Au nom du renouveau pédagogique, on a remplacé dans l'école québécoise l'apprentissage des connaissances par celle des compétences: les premières seraient vite périmées, les secondes permettraient de construire soi-même son propre savoir. De ce point de vue, la décivilisation devient un objectif politique honorable, car il correspond à une émancipation de la subjectivité. Nul besoin d'un maître: l'enfant doit s'éduquer lui-même, ce qu'entretient le fantasme d'une conversion généralisée de la pédagogie aux nouvelles technologies, où le rapport entre le professeur et l'élève serait réduit au strict minimum.

C'est cette école qui essaie de masquer avec des statistiques truquées son effondrement. Or, les faits sont là: la maîtrise de la langue régresse, la connaissance de l'histoire est ravagée. Bien des enseignants, formés dans ce système, en viennent à confesseur leur ignorance.

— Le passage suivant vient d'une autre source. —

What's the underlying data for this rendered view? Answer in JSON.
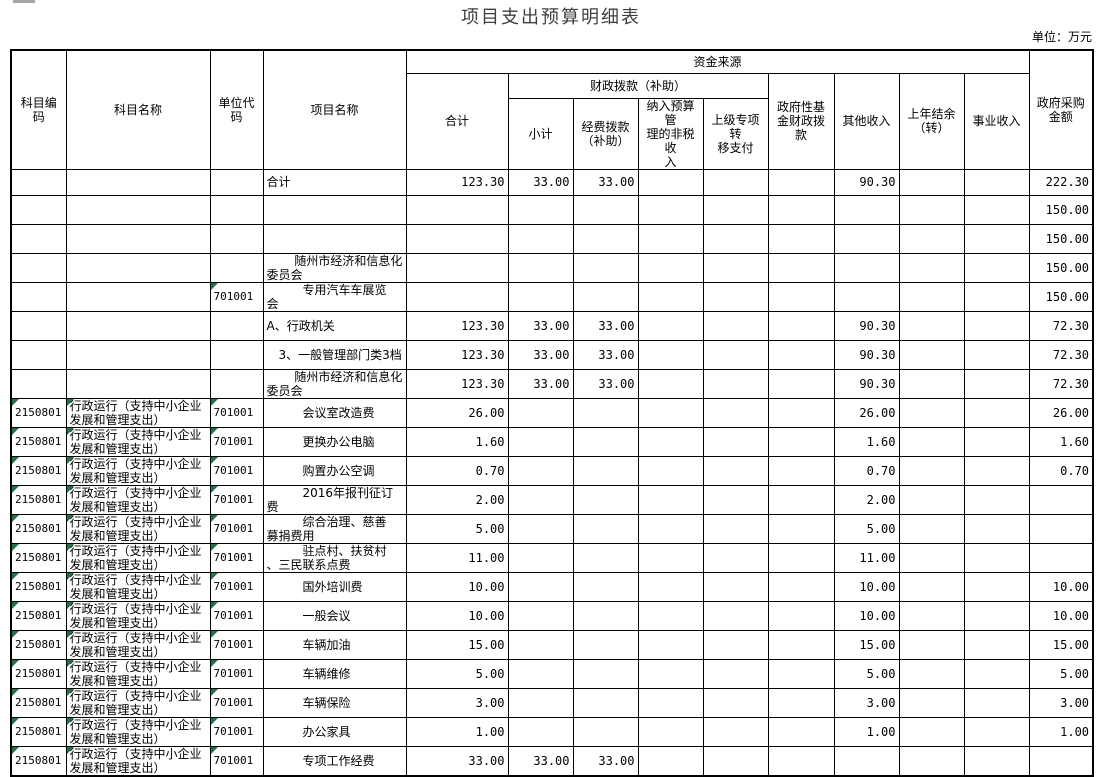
{
  "page": {
    "title": "项目支出预算明细表",
    "unit_label": "单位：万元"
  },
  "colors": {
    "triangle": "#217346",
    "border": "#000000"
  },
  "table": {
    "headers": {
      "subject_code": "科目编码",
      "subject_name": "科目名称",
      "unit_code": "单位代码",
      "project_name": "项目名称",
      "funding_source": "资金来源",
      "total": "合计",
      "fiscal_appropriation": "财政拨款（补助）",
      "subtotal": "小计",
      "fund_appropriation": "经费拨款\n（补助）",
      "nontax_income": "纳入预算管\n理的非税收\n入",
      "superior_transfer": "上级专项转\n移支付",
      "gov_fund": "政府性基\n金财政拨\n款",
      "other_income": "其他收入",
      "prev_balance": "上年结余\n（转）",
      "business_income": "事业收入",
      "gov_procurement": "政府采购\n金额"
    },
    "rows": [
      {
        "cells": [
          "",
          "",
          "",
          "合计",
          "123.30",
          "33.00",
          "33.00",
          "",
          "",
          "",
          "90.30",
          "",
          "",
          "222.30"
        ],
        "tri": []
      },
      {
        "cells": [
          "",
          "",
          "",
          "",
          "",
          "",
          "",
          "",
          "",
          "",
          "",
          "",
          "",
          "150.00"
        ],
        "tri": []
      },
      {
        "cells": [
          "",
          "",
          "",
          "",
          "",
          "",
          "",
          "",
          "",
          "",
          "",
          "",
          "",
          "150.00"
        ],
        "tri": []
      },
      {
        "cells": [
          "",
          "",
          "",
          "　　 随州市经济和信息化\n委员会",
          "",
          "",
          "",
          "",
          "",
          "",
          "",
          "",
          "",
          "150.00"
        ],
        "tri": []
      },
      {
        "cells": [
          "",
          "",
          "701001",
          "　　　专用汽车车展览\n会",
          "",
          "",
          "",
          "",
          "",
          "",
          "",
          "",
          "",
          "150.00"
        ],
        "tri": [
          2
        ]
      },
      {
        "cells": [
          "",
          "",
          "",
          "A、行政机关",
          "123.30",
          "33.00",
          "33.00",
          "",
          "",
          "",
          "90.30",
          "",
          "",
          "72.30"
        ],
        "tri": []
      },
      {
        "cells": [
          "",
          "",
          "",
          "　3、一般管理部门类3档",
          "123.30",
          "33.00",
          "33.00",
          "",
          "",
          "",
          "90.30",
          "",
          "",
          "72.30"
        ],
        "tri": []
      },
      {
        "cells": [
          "",
          "",
          "",
          "　　 随州市经济和信息化\n委员会",
          "123.30",
          "33.00",
          "33.00",
          "",
          "",
          "",
          "90.30",
          "",
          "",
          "72.30"
        ],
        "tri": []
      },
      {
        "cells": [
          "2150801",
          "行政运行（支持中小企业\n发展和管理支出）",
          "701001",
          "　　　会议室改造费",
          "26.00",
          "",
          "",
          "",
          "",
          "",
          "26.00",
          "",
          "",
          "26.00"
        ],
        "tri": [
          0,
          1,
          2
        ]
      },
      {
        "cells": [
          "2150801",
          "行政运行（支持中小企业\n发展和管理支出）",
          "701001",
          "　　　更换办公电脑",
          "1.60",
          "",
          "",
          "",
          "",
          "",
          "1.60",
          "",
          "",
          "1.60"
        ],
        "tri": [
          0,
          1,
          2
        ]
      },
      {
        "cells": [
          "2150801",
          "行政运行（支持中小企业\n发展和管理支出）",
          "701001",
          "　　　购置办公空调",
          "0.70",
          "",
          "",
          "",
          "",
          "",
          "0.70",
          "",
          "",
          "0.70"
        ],
        "tri": [
          0,
          1,
          2
        ]
      },
      {
        "cells": [
          "2150801",
          "行政运行（支持中小企业\n发展和管理支出）",
          "701001",
          "　　　2016年报刊征订\n费",
          "2.00",
          "",
          "",
          "",
          "",
          "",
          "2.00",
          "",
          "",
          ""
        ],
        "tri": [
          0,
          1,
          2
        ]
      },
      {
        "cells": [
          "2150801",
          "行政运行（支持中小企业\n发展和管理支出）",
          "701001",
          "　　　综合治理、慈善\n募捐费用",
          "5.00",
          "",
          "",
          "",
          "",
          "",
          "5.00",
          "",
          "",
          ""
        ],
        "tri": [
          0,
          1,
          2
        ]
      },
      {
        "cells": [
          "2150801",
          "行政运行（支持中小企业\n发展和管理支出）",
          "701001",
          "　　　驻点村、扶贫村\n、三民联系点费",
          "11.00",
          "",
          "",
          "",
          "",
          "",
          "11.00",
          "",
          "",
          ""
        ],
        "tri": [
          0,
          1,
          2
        ]
      },
      {
        "cells": [
          "2150801",
          "行政运行（支持中小企业\n发展和管理支出）",
          "701001",
          "　　　国外培训费",
          "10.00",
          "",
          "",
          "",
          "",
          "",
          "10.00",
          "",
          "",
          "10.00"
        ],
        "tri": [
          0,
          1,
          2
        ]
      },
      {
        "cells": [
          "2150801",
          "行政运行（支持中小企业\n发展和管理支出）",
          "701001",
          "　　　一般会议",
          "10.00",
          "",
          "",
          "",
          "",
          "",
          "10.00",
          "",
          "",
          "10.00"
        ],
        "tri": [
          0,
          1,
          2
        ]
      },
      {
        "cells": [
          "2150801",
          "行政运行（支持中小企业\n发展和管理支出）",
          "701001",
          "　　　车辆加油",
          "15.00",
          "",
          "",
          "",
          "",
          "",
          "15.00",
          "",
          "",
          "15.00"
        ],
        "tri": [
          0,
          1,
          2
        ]
      },
      {
        "cells": [
          "2150801",
          "行政运行（支持中小企业\n发展和管理支出）",
          "701001",
          "　　　车辆维修",
          "5.00",
          "",
          "",
          "",
          "",
          "",
          "5.00",
          "",
          "",
          "5.00"
        ],
        "tri": [
          0,
          1,
          2
        ]
      },
      {
        "cells": [
          "2150801",
          "行政运行（支持中小企业\n发展和管理支出）",
          "701001",
          "　　　车辆保险",
          "3.00",
          "",
          "",
          "",
          "",
          "",
          "3.00",
          "",
          "",
          "3.00"
        ],
        "tri": [
          0,
          1,
          2
        ]
      },
      {
        "cells": [
          "2150801",
          "行政运行（支持中小企业\n发展和管理支出）",
          "701001",
          "　　　办公家具",
          "1.00",
          "",
          "",
          "",
          "",
          "",
          "1.00",
          "",
          "",
          "1.00"
        ],
        "tri": [
          0,
          1,
          2
        ]
      },
      {
        "cells": [
          "2150801",
          "行政运行（支持中小企业\n发展和管理支出）",
          "701001",
          "　　　专项工作经费",
          "33.00",
          "33.00",
          "33.00",
          "",
          "",
          "",
          "",
          "",
          "",
          ""
        ],
        "tri": [
          0,
          1,
          2
        ]
      }
    ]
  }
}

Il s'agit dès lors de restaurer le principe de transmission et conséquemment, la valeur de la civilisation et des œuvres qu'il s'agit de transmettre. Depuis plusieurs années, des intellectuels québécois ont travaillé à en réhabiliter le principe. Une bonne part du corps enseignant, rassemblée autour de la Fédération autonome de l'enseignement, s'est aussi révoltée contre cette dénaturation de l'école. Mais cette critique n'a pas été relayée par les partis politiques, qui peinent à délivrer l'éducation des idéologues qui l'ont confisqué. [Note du carnet : Les partis prennent pour conseiller en éducation des experts issus du même modèle et moule québécois.] On ne refondera pas l'école sans réparer les fondements abimés de la cité.